Nun will er selbst Vorbild sein. "Ich versuche immer, Kinder und Jugendliche zu motivieren, wieder auf die richtige Bahn zu kommen", sagt er. "Wenn sie zu mir aufschauen, gibt mir das viel Kraft." Kraft für den entscheidenden Tritt?
Ein Tritt, ein Schuss
Wir steigen in den Ring. Ich ziehe mir die Pratzen über die schweißgebadeten Hände. Dieses 30 auf 50 Zentimeter große Polster soll mein einziger Schutz vor den Kicks des Weltmeisters sein. Im Karatetraining hatte ich nie Angst. Nicht einmal großen Respekt vor meinen Gegnern. Allerdings war auch keiner von ihnen 1,91 Meter groß, 105 Kilogramm schwer und hatte eine Kickstärke von 1000 Kilogramm.
Ich verliere das Gleichgewicht, als der erste Tritt auf die Pratze einprasselt und wanke ein paar Schritte zurück. Gleich kommt der nächste, ich tanze taumelnd durch den Ring. Es fühlt sich an, als würde Smolik ein Feuerwerk abbrennen. Jeder Tritt ein Schuss. Jeder Tritt ein Funke. Zum Schluss der Back-Kick, sein Lieblingstritt.

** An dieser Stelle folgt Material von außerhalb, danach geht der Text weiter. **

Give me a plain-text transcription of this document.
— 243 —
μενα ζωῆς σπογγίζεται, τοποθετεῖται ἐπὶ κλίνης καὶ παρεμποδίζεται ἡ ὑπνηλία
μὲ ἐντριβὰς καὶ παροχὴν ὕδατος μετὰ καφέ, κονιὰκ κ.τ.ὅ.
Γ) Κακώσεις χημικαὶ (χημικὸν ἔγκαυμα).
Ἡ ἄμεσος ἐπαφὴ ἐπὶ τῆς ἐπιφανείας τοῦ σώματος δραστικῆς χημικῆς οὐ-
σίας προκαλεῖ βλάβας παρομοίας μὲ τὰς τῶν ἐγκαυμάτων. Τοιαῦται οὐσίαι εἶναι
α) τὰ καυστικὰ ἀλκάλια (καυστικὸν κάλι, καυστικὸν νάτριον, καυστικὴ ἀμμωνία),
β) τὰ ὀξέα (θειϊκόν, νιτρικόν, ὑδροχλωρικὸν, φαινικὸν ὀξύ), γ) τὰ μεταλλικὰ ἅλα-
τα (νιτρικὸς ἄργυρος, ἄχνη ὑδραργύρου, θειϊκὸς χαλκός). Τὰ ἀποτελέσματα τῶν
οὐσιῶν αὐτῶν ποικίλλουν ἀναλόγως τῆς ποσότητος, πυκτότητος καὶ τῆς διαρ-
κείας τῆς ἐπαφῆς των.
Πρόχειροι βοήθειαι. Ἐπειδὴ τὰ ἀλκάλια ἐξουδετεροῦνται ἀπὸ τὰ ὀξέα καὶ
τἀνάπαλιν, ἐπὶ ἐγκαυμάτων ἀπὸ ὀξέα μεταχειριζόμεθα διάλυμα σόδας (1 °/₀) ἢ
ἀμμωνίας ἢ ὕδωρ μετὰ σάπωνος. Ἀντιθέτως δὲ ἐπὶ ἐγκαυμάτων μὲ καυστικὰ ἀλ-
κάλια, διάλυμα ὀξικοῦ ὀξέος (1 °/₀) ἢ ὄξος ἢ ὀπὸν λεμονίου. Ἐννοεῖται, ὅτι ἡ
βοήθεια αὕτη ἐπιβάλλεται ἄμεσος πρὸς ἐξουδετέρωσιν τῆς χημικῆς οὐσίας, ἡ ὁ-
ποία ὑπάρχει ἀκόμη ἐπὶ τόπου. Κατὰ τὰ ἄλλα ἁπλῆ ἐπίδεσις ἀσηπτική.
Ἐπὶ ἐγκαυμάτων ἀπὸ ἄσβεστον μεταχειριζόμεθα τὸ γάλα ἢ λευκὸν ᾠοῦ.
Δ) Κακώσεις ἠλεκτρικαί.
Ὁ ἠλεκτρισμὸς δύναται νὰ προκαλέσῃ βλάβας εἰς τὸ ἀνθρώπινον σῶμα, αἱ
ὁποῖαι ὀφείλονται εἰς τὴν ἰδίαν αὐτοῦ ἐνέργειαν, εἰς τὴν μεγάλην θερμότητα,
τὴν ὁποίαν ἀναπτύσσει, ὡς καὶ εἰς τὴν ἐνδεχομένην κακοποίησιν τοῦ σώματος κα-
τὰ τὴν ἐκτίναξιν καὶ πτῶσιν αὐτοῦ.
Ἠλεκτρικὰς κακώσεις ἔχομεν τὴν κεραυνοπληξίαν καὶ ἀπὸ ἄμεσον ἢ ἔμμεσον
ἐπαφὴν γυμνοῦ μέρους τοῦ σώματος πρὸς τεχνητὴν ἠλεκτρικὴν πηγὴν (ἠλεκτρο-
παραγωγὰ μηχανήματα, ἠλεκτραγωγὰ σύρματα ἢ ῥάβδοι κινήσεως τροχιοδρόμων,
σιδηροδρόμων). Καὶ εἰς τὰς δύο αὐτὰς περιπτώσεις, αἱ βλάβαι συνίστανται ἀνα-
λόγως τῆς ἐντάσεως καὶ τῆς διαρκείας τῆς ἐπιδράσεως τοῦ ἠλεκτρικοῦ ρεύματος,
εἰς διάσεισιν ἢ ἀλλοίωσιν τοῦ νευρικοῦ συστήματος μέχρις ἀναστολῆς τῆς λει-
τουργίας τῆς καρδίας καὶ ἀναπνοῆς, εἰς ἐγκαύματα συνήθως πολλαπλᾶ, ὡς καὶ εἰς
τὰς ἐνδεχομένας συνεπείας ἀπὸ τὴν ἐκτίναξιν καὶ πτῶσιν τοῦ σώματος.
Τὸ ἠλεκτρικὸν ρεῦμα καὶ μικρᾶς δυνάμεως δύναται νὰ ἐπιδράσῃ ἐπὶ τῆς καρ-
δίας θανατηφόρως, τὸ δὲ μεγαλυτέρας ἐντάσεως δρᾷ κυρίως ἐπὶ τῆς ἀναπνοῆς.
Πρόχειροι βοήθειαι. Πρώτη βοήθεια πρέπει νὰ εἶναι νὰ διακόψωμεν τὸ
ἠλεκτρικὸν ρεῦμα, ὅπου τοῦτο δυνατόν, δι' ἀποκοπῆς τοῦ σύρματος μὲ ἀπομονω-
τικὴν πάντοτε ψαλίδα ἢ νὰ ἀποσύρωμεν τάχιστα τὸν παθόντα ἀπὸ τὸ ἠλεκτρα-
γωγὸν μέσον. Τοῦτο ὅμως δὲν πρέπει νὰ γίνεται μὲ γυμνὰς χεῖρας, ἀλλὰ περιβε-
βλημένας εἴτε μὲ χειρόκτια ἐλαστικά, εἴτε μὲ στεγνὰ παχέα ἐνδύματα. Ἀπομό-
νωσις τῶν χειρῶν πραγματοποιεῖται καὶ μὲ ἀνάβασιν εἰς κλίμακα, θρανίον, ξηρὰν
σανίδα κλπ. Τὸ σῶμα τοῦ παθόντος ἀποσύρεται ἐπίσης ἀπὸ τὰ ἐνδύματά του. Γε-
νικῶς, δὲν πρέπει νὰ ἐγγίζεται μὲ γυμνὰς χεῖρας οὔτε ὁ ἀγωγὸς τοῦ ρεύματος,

Smolik dreht sich einmal um die eigene Achse, schwingt den rechten Fuß – und lässt ihn in das Polster in der Ringecke krachen. Ich wäre sicher zu Boden gegangen. Mir läuft der Schweiß die Schläfen hinunter. "Jede Vorbereitung ist hardcore", sagt er. "Nicht die Weltmeisterschaft ist der Kampf, sondern die jahrelange Vorbereitung."
Als ich die Halle verlasse, fragt mich Smoliks Trainer Mladen Steko, ob ich denn noch lebe. "Er kann froh sein, dass er noch lebt", kontere ich. Muskelkater wird Michael Smolik – im Gegensatz zu mir – sicher keinen gespürt haben.